Raman and infrared spectroscopy used to spot fake malaria tablets

UK scientists have demonstrated a suite of analytical techniques that can be used to distinguish genuine from fake antimalaria tablets. The problem of counterfeit drugs is growing in many parts of the world and in Southeast Asia large quantities of forged tablets of the antimalarial medicine artesunate are in circulation, posing a serious health risk.

Artesunate is a semi-synthetic derivative of artemisinin, a compound found in a shrub. ’Artemisinin drugs are remarkably rapid in their antimalarial effects and they are very well tolerated,’ said Paul Newton a tropical medicine expert from the University of Oxford, and a co-author of the new study. ’So where these medicines are available they are sought after. But as they are relatively expensive, a demand is created for cheaper versions amongst the poorest and most vulnerable people upon whom the counterfeiters have preyed - with fatal results.’


Source: © Camillia Ricci

FTIR images of the surface of a counterfeit tablet representing the distribution of talc. The imaged area is 550x610 ?m2. The spectrum has been extracted from a red area of the image.
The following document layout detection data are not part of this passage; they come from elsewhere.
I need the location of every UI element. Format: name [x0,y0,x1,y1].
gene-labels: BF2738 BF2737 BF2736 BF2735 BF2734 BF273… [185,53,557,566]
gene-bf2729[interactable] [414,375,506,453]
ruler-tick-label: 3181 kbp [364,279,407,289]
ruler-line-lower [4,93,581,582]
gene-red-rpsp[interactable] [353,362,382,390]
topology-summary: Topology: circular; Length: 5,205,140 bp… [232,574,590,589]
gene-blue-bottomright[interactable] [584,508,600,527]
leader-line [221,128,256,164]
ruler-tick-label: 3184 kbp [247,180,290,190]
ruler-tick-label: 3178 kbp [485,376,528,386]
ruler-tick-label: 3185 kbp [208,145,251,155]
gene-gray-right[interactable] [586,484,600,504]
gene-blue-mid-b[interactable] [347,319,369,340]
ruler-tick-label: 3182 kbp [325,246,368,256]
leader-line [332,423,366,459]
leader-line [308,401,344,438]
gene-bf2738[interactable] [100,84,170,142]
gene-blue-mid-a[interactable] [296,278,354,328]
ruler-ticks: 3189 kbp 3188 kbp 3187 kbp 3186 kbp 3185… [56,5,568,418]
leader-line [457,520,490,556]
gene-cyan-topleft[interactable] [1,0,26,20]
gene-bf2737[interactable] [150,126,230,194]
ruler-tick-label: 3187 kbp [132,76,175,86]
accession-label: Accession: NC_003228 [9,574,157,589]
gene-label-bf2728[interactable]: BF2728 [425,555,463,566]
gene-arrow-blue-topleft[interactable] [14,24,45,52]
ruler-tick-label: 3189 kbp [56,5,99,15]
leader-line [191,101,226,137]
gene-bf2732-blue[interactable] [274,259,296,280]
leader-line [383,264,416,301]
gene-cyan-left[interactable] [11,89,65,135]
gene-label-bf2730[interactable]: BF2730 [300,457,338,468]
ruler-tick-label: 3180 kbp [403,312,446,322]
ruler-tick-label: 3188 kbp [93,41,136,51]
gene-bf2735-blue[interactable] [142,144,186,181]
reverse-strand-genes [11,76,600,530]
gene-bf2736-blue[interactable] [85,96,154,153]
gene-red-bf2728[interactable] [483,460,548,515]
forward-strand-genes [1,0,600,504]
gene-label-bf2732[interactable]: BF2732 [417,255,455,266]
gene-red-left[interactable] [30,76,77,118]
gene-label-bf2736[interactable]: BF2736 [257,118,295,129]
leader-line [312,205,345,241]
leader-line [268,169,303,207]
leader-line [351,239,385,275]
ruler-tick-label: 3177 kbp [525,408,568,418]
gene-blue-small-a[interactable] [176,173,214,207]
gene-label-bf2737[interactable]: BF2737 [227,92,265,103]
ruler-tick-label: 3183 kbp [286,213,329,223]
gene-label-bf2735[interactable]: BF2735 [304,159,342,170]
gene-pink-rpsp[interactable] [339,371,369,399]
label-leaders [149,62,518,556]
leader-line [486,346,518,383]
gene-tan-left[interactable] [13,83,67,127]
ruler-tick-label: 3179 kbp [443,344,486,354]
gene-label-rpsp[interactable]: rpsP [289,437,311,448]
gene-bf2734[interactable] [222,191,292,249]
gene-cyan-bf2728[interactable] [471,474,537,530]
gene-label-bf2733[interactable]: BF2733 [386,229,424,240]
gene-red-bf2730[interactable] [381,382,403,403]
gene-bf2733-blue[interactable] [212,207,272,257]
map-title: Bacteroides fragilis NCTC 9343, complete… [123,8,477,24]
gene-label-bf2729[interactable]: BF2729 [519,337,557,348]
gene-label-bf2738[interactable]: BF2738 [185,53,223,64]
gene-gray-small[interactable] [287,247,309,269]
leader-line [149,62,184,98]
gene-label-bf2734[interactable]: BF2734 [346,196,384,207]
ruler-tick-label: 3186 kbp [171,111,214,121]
As the forgers have become more sophisticated, fake packaging - including detailed holographic labels - have become increasingly difficult to detect. Analytical techniques such as thin-layer chromatography and high-performance liquid chromatography can detect contaminants and levels of active compound in the tablets but are time-consuming.

Camilla Ricci and colleagues from Imperial College London the Rutherford Appleton Laboratory and the University of Oxford have shown that Fourier transform infrared imaging and Raman spectroscopy can provide detailed information about a tablet’s composition within a few seconds.1 Furthermore, a technique called spatially offset Raman spectroscopy (SORS), reported earlier this year by Pavel Matousek at the Rutherford Appleton Laboratory, allows the chemical composition of the tablets to be probed while they remain in their packaging, such as blister packs or plastic bottles.2

’What we are able to do is take a chemical snapshot of different components within the sample,’ Sergei Kazarian of Imperial College told Chemistry World. ’If there is a compound present that should not be there we can detect it very quickly.’

The UK researchers are currently evaluating a portable Raman spectrometer to find out if it could be used in the field.

’There is no single panacea, but we believe these methods provide a complementary approach for the non-invasive and non-destructive characterization of fake antimalarial drugs,’ Kazarian said.

Facundo Fernandez of the Georgia Institute of Technology in the US is an expert on counterfeit malarial drugs. ’I believe these techniques have a tremendous potential to help in the forensic characterization of counterfeit antimalarial drugs,’ he told Chemistry World. ’I am looking forward to see further developments in this area, mostly related to the miniaturisation and field-use of these techniques.’